Kathy turned out to be invaluable when we arrived at camp. First she broke out some wine, sprayed us and the kitchen area down with horse fly repellant, and then she promptly arranged an impressive wildflower bouquet in a crushed pineapple can, spruced up the coleslaw with trail mix ingredients, and began decorating the cake with Indian paintbrush and M&M's.

By this time, Jess had fashioned a crown that we all agreed his art teacher would have been proud of, and he built a very aggressive potato baking fire - because I do like to serve at least one charred menu item per meal if possible so that everyone receives their recommended daily allowance of carbon. The backcountry birthday party was a smashing success because of Kathy's creativity and Jess's party planning skills.

Over my backcountry camp cooking years, I came up with some backcountry creations that would make Martha Stewart swoon if she knew of them. Do you know that packer bread, which is bread squished beyond recognition by mules bumping pack boxes against trees, can be easily molded into shapes for variety in gourmet wilderness sandwiches? You don't even have to trim the crusts, because the crust has already fallen off and been ground into the bread.

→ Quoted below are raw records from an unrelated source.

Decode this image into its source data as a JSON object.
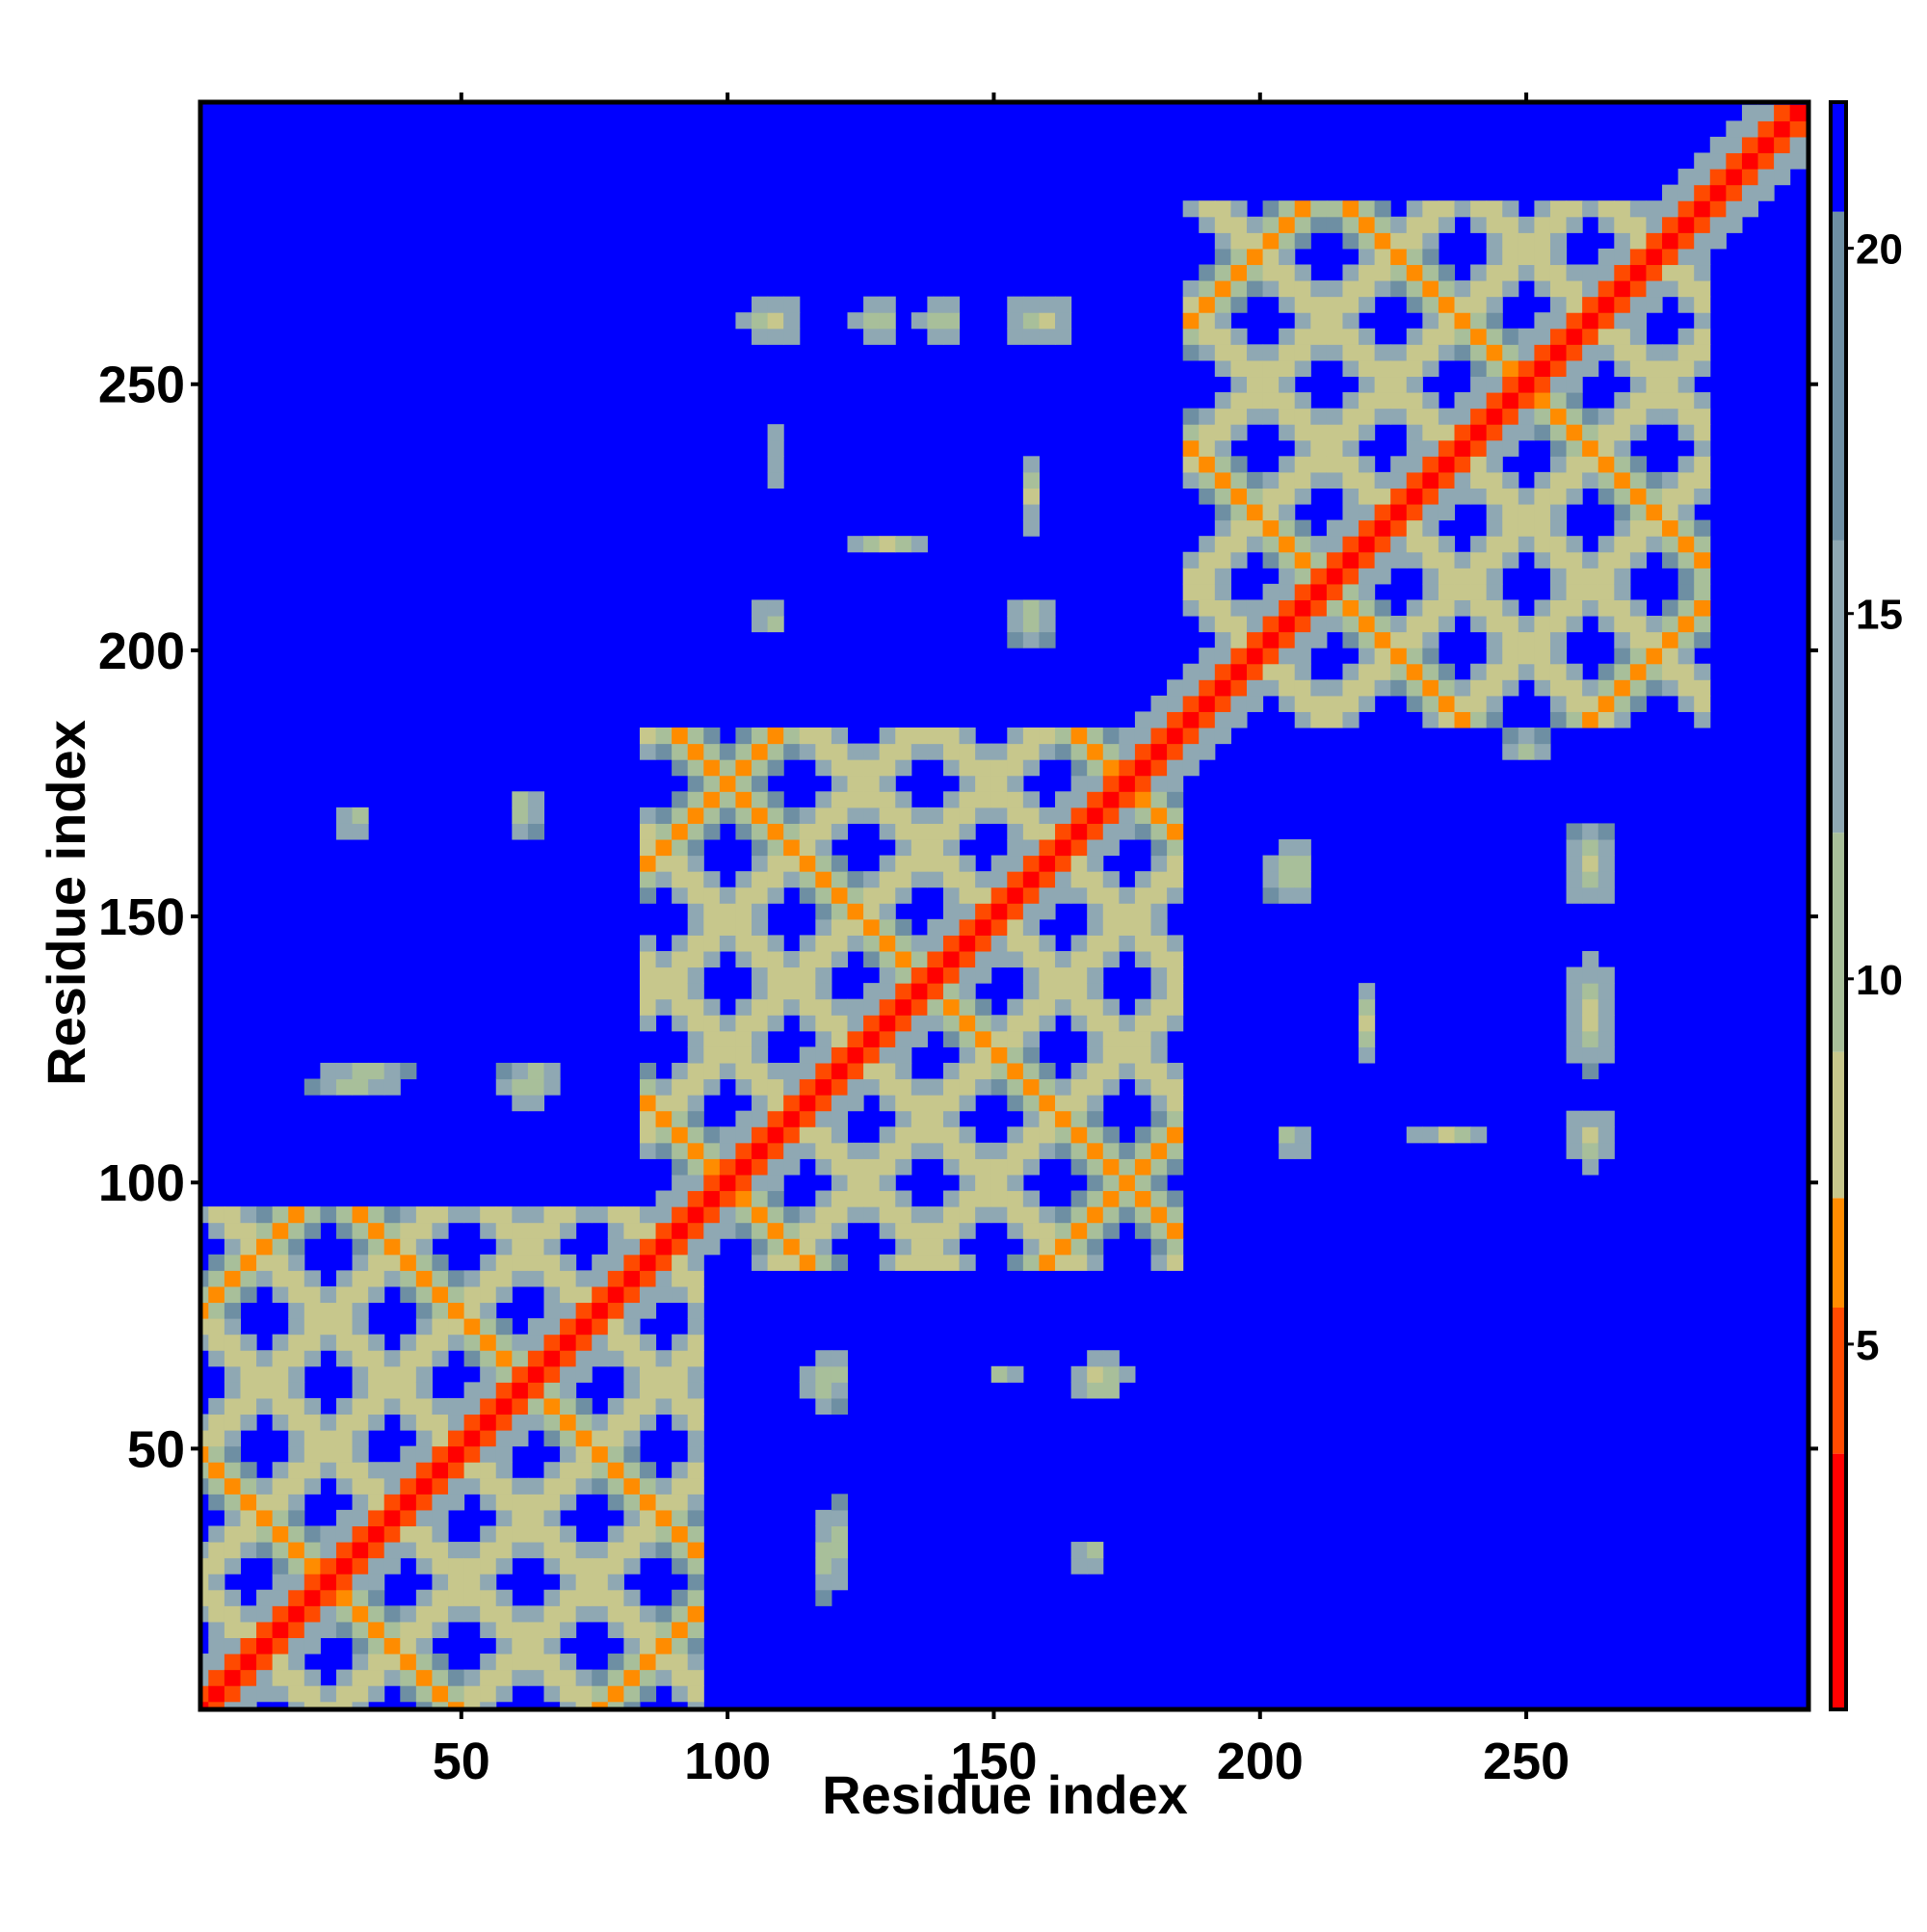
{
  "chart_data": {
    "type": "heatmap",
    "title": "",
    "xlabel": "Residue index",
    "ylabel": "Residue index",
    "xlim": [
      1,
      303
    ],
    "ylim": [
      1,
      303
    ],
    "x_ticks": [
      50,
      100,
      150,
      200,
      250
    ],
    "y_ticks": [
      50,
      100,
      150,
      200,
      250
    ],
    "x_tick_labels": [
      "50",
      "100",
      "150",
      "200",
      "250"
    ],
    "y_tick_labels": [
      "50",
      "100",
      "150",
      "200",
      "250"
    ],
    "colorbar": {
      "range": [
        0,
        22
      ],
      "ticks": [
        5,
        10,
        15,
        20
      ],
      "tick_labels": [
        "5",
        "10",
        "15",
        "20"
      ],
      "bands": [
        {
          "from": 0,
          "to": 3.5,
          "color": "#ff0000"
        },
        {
          "from": 3.5,
          "to": 5.5,
          "color": "#ff4a00"
        },
        {
          "from": 5.5,
          "to": 7.0,
          "color": "#ff8c00"
        },
        {
          "from": 7.0,
          "to": 9.0,
          "color": "#c7c78c"
        },
        {
          "from": 9.0,
          "to": 12.0,
          "color": "#a8bf9a"
        },
        {
          "from": 12.0,
          "to": 16.0,
          "color": "#8fa8b3"
        },
        {
          "from": 16.0,
          "to": 20.5,
          "color": "#6e8fa3"
        },
        {
          "from": 20.5,
          "to": 22.0,
          "color": "#0000ff"
        }
      ]
    },
    "background_value": 22,
    "diagonal": {
      "from": 1,
      "to": 303,
      "value": 1
    },
    "domains": [
      {
        "from": 1,
        "to": 95
      },
      {
        "from": 85,
        "to": 185
      },
      {
        "from": 185,
        "to": 285
      }
    ],
    "contact_patches": [
      {
        "x": 63,
        "y": 119,
        "rx": 6,
        "ry": 5
      },
      {
        "x": 119,
        "y": 63,
        "rx": 5,
        "ry": 6
      },
      {
        "x": 30,
        "y": 119,
        "rx": 9,
        "ry": 3
      },
      {
        "x": 119,
        "y": 30,
        "rx": 3,
        "ry": 9
      },
      {
        "x": 62,
        "y": 170,
        "rx": 4,
        "ry": 5
      },
      {
        "x": 170,
        "y": 62,
        "rx": 5,
        "ry": 4
      },
      {
        "x": 30,
        "y": 168,
        "rx": 4,
        "ry": 3
      },
      {
        "x": 168,
        "y": 30,
        "rx": 3,
        "ry": 4
      },
      {
        "x": 120,
        "y": 33,
        "rx": 4,
        "ry": 8
      },
      {
        "x": 33,
        "y": 120,
        "rx": 8,
        "ry": 4
      },
      {
        "x": 170,
        "y": 64,
        "rx": 6,
        "ry": 4
      },
      {
        "x": 152,
        "y": 64,
        "rx": 4,
        "ry": 2
      },
      {
        "x": 108,
        "y": 262,
        "rx": 6,
        "ry": 5
      },
      {
        "x": 262,
        "y": 108,
        "rx": 5,
        "ry": 6
      },
      {
        "x": 128,
        "y": 262,
        "rx": 5,
        "ry": 5
      },
      {
        "x": 140,
        "y": 262,
        "rx": 5,
        "ry": 5
      },
      {
        "x": 159,
        "y": 262,
        "rx": 7,
        "ry": 6
      },
      {
        "x": 262,
        "y": 159,
        "rx": 6,
        "ry": 7
      },
      {
        "x": 108,
        "y": 206,
        "rx": 4,
        "ry": 4
      },
      {
        "x": 206,
        "y": 108,
        "rx": 4,
        "ry": 4
      },
      {
        "x": 157,
        "y": 206,
        "rx": 6,
        "ry": 5
      },
      {
        "x": 206,
        "y": 157,
        "rx": 5,
        "ry": 6
      },
      {
        "x": 262,
        "y": 160,
        "rx": 6,
        "ry": 7
      },
      {
        "x": 262,
        "y": 132,
        "rx": 5,
        "ry": 12
      },
      {
        "x": 262,
        "y": 109,
        "rx": 5,
        "ry": 5
      },
      {
        "x": 236,
        "y": 109,
        "rx": 8,
        "ry": 2
      },
      {
        "x": 206,
        "y": 160,
        "rx": 5,
        "ry": 5
      },
      {
        "x": 250,
        "y": 182,
        "rx": 4,
        "ry": 4
      },
      {
        "x": 250,
        "y": 182,
        "rx": 4,
        "ry": 4
      },
      {
        "x": 108,
        "y": 236,
        "rx": 2,
        "ry": 8
      },
      {
        "x": 157,
        "y": 230,
        "rx": 3,
        "ry": 8
      },
      {
        "x": 130,
        "y": 220,
        "rx": 7,
        "ry": 3
      },
      {
        "x": 220,
        "y": 130,
        "rx": 3,
        "ry": 7
      }
    ]
  }
}
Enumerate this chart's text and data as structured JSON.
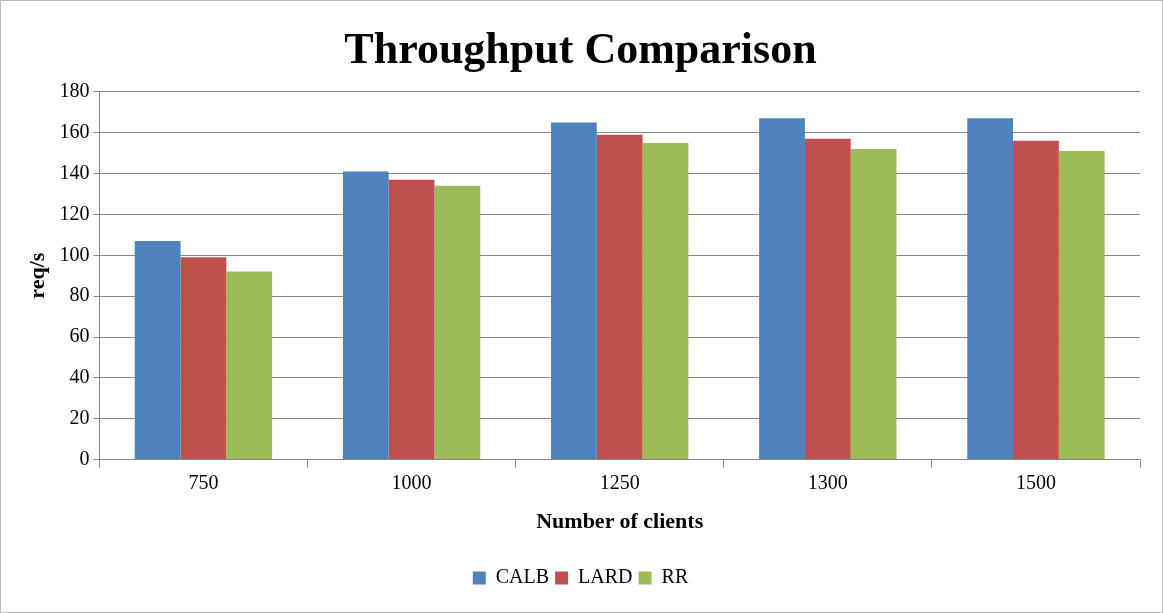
{
  "chart_data": {
    "type": "bar",
    "title": "Throughput Comparison",
    "xlabel": "Number of clients",
    "ylabel": "req/s",
    "categories": [
      "750",
      "1000",
      "1250",
      "1300",
      "1500"
    ],
    "series": [
      {
        "name": "CALB",
        "color": "#4f81bd",
        "values": [
          107,
          141,
          165,
          167,
          167
        ]
      },
      {
        "name": "LARD",
        "color": "#c0504d",
        "values": [
          99,
          137,
          159,
          157,
          156
        ]
      },
      {
        "name": "RR",
        "color": "#9bbb59",
        "values": [
          92,
          134,
          155,
          152,
          151
        ]
      }
    ],
    "ylim": [
      0,
      180
    ],
    "yticks": [
      0,
      20,
      40,
      60,
      80,
      100,
      120,
      140,
      160,
      180
    ],
    "grid": "y",
    "legend": "bottom"
  }
}
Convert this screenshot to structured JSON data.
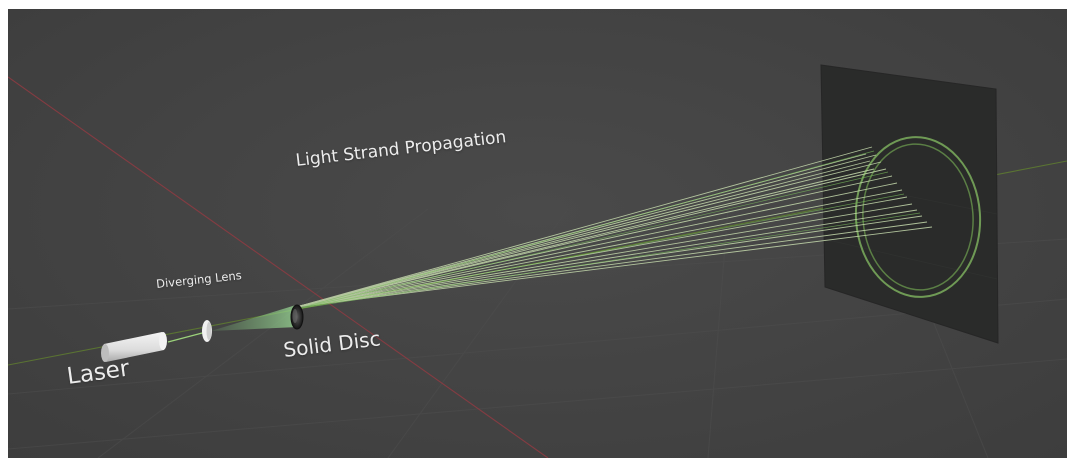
{
  "scene": {
    "title": "Light Strand Propagation",
    "labels": {
      "diverging_lens": "Diverging Lens",
      "solid_disc": "Solid Disc",
      "laser": "Laser"
    },
    "colors": {
      "background": "#444444",
      "grid_line": "#4d4d4d",
      "axis_red": "#8a3a40",
      "axis_green": "#5e7a2e",
      "screen": "#2b2c2b",
      "beam": "#bfd6a8",
      "laser_body": "#e4e4e4",
      "label_text": "#ececec"
    },
    "objects": [
      "laser",
      "diverging-lens",
      "solid-disc",
      "light-strands",
      "projection-screen",
      "ring-pattern"
    ]
  }
}
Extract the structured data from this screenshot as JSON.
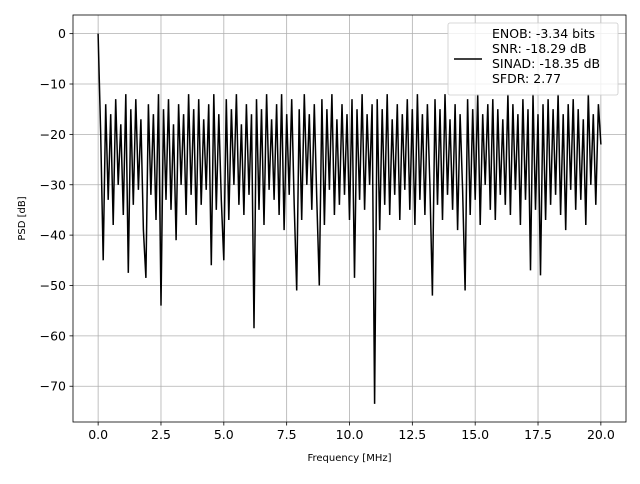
{
  "chart_data": {
    "type": "line",
    "title": "",
    "xlabel": "Frequency [MHz]",
    "ylabel": "PSD [dB]",
    "xlim": [
      -1.0,
      21.0
    ],
    "ylim": [
      -77.1,
      3.7
    ],
    "grid": true,
    "xticks": [
      0.0,
      2.5,
      5.0,
      7.5,
      10.0,
      12.5,
      15.0,
      17.5,
      20.0
    ],
    "xtick_labels": [
      "0.0",
      "2.5",
      "5.0",
      "7.5",
      "10.0",
      "12.5",
      "15.0",
      "17.5",
      "20.0"
    ],
    "yticks": [
      0,
      -10,
      -20,
      -30,
      -40,
      -50,
      -60,
      -70
    ],
    "ytick_labels": [
      "0",
      "−10",
      "−20",
      "−30",
      "−40",
      "−50",
      "−60",
      "−70"
    ],
    "legend_placement": "upper-right",
    "legend_lines": [
      "ENOB: -3.34 bits",
      "SNR: -18.29 dB",
      "SINAD: -18.35 dB",
      "SFDR: 2.77"
    ],
    "series": [
      {
        "color": "#000000",
        "x_start": 0.0,
        "x_step": 0.1,
        "values": [
          0,
          -20,
          -45,
          -14,
          -33,
          -16,
          -38,
          -13,
          -30,
          -18,
          -36,
          -12,
          -47.5,
          -15,
          -34,
          -13,
          -31,
          -17,
          -39,
          -48.5,
          -14,
          -32,
          -16,
          -37,
          -12,
          -54,
          -15,
          -33,
          -13,
          -35,
          -18,
          -41,
          -14,
          -30,
          -16,
          -36,
          -12,
          -32,
          -15,
          -38,
          -13,
          -34,
          -17,
          -31,
          -14,
          -46,
          -12,
          -35,
          -16,
          -33,
          -45,
          -13,
          -37,
          -15,
          -30,
          -12,
          -34,
          -18,
          -36,
          -14,
          -32,
          -16,
          -58.5,
          -13,
          -35,
          -15,
          -38,
          -12,
          -31,
          -17,
          -33,
          -14,
          -36,
          -12,
          -39,
          -16,
          -32,
          -13,
          -34,
          -51,
          -15,
          -37,
          -12,
          -30,
          -16,
          -35,
          -14,
          -33,
          -50,
          -13,
          -38,
          -15,
          -31,
          -12,
          -36,
          -17,
          -34,
          -14,
          -32,
          -16,
          -37,
          -13,
          -48.5,
          -15,
          -33,
          -12,
          -35,
          -16,
          -30,
          -14,
          -73.5,
          -13,
          -39,
          -15,
          -34,
          -12,
          -36,
          -17,
          -32,
          -14,
          -37,
          -16,
          -31,
          -13,
          -35,
          -15,
          -38,
          -12,
          -33,
          -16,
          -36,
          -14,
          -30,
          -52,
          -13,
          -34,
          -15,
          -37,
          -12,
          -32,
          -17,
          -35,
          -14,
          -39,
          -16,
          -31,
          -51,
          -13,
          -36,
          -15,
          -33,
          -12,
          -38,
          -16,
          -30,
          -14,
          -35,
          -13,
          -37,
          -15,
          -32,
          -17,
          -34,
          -12,
          -36,
          -14,
          -31,
          -16,
          -38,
          -13,
          -33,
          -15,
          -47,
          -12,
          -35,
          -16,
          -48,
          -14,
          -37,
          -13,
          -34,
          -15,
          -32,
          -12,
          -36,
          -16,
          -39,
          -14,
          -31,
          -13,
          -35,
          -15,
          -33,
          -17,
          -38,
          -12,
          -30,
          -16,
          -34,
          -14,
          -22
        ]
      }
    ]
  }
}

Did you know that there is no need to remove the seeds from a cantaloupe that has been packed on a mule for several days? When you slice it open, all the seeds and pulverized insides simply run out.

Did you know that you can make at least 10 different animal/western motif shapes out of pancake batter? Did you know that you can blacken them on both sides and still have a nice doughy center? Did you know that you won't get fired from a camp cooking job for serving blackened western motif pancakes? Follow me for more practical backcountry cooking tips!

How about some favorite camping recipes this week? Readers, I could use some good summer recipes in my inbox, so please send them to cookinginthewest@yahoo.com.

Meadow Creek Dump Cake:

1 white or yellow cake mix

1 large can cherry pie filling

1 large can crushed pineapple (undrained)

3/4 C. butter

Mix cake mix with pie filling and crushed pineapple. Pour into a greased 9x13 pan. Dot the top with butter slices. (3/4 C. butter equals 1.5 sticks) Bake at 350 degrees until cake tests are done (about 30 minutes).

Oven Roasted Potatoes:

2 lbs. potatoes, scrubbed and chunked

1 envelope Lipton onion soup mix

1/4 C. Parmesan cheese

1/2 C. vegetable oil

Toss all together in a Ziploc bag until well coated. Bake at 400 degrees for 30 to 40 minutes on a cookie sheet. Stir occasionally for even browning. Garnish with parsley flakes. (This also works well in a Dutch oven or a large tin foil pouch. Cleaning up is a breeze, but the potatoes do not brown as nicely.)

Chicken and Wild Rice:

10 chicken breasts

4 pkg. Rice-a-Roni Wild Rice mix

16 oz. sour cream

2 family-sized cans cream of mushroom soup

2 cans mushroom stems and pieces, drained

Brown chicken breasts seasoned with Alpine Touch in melted butter in a cast iron skillet and set aside. Prepare wild rice according to the package directions. When rice is finished, add sour cream, mushroom soup, and mushrooms. Mix well and pour into a roasting pan. Top with browned chicken breasts and bake until rice is bubbly and chicken tests done.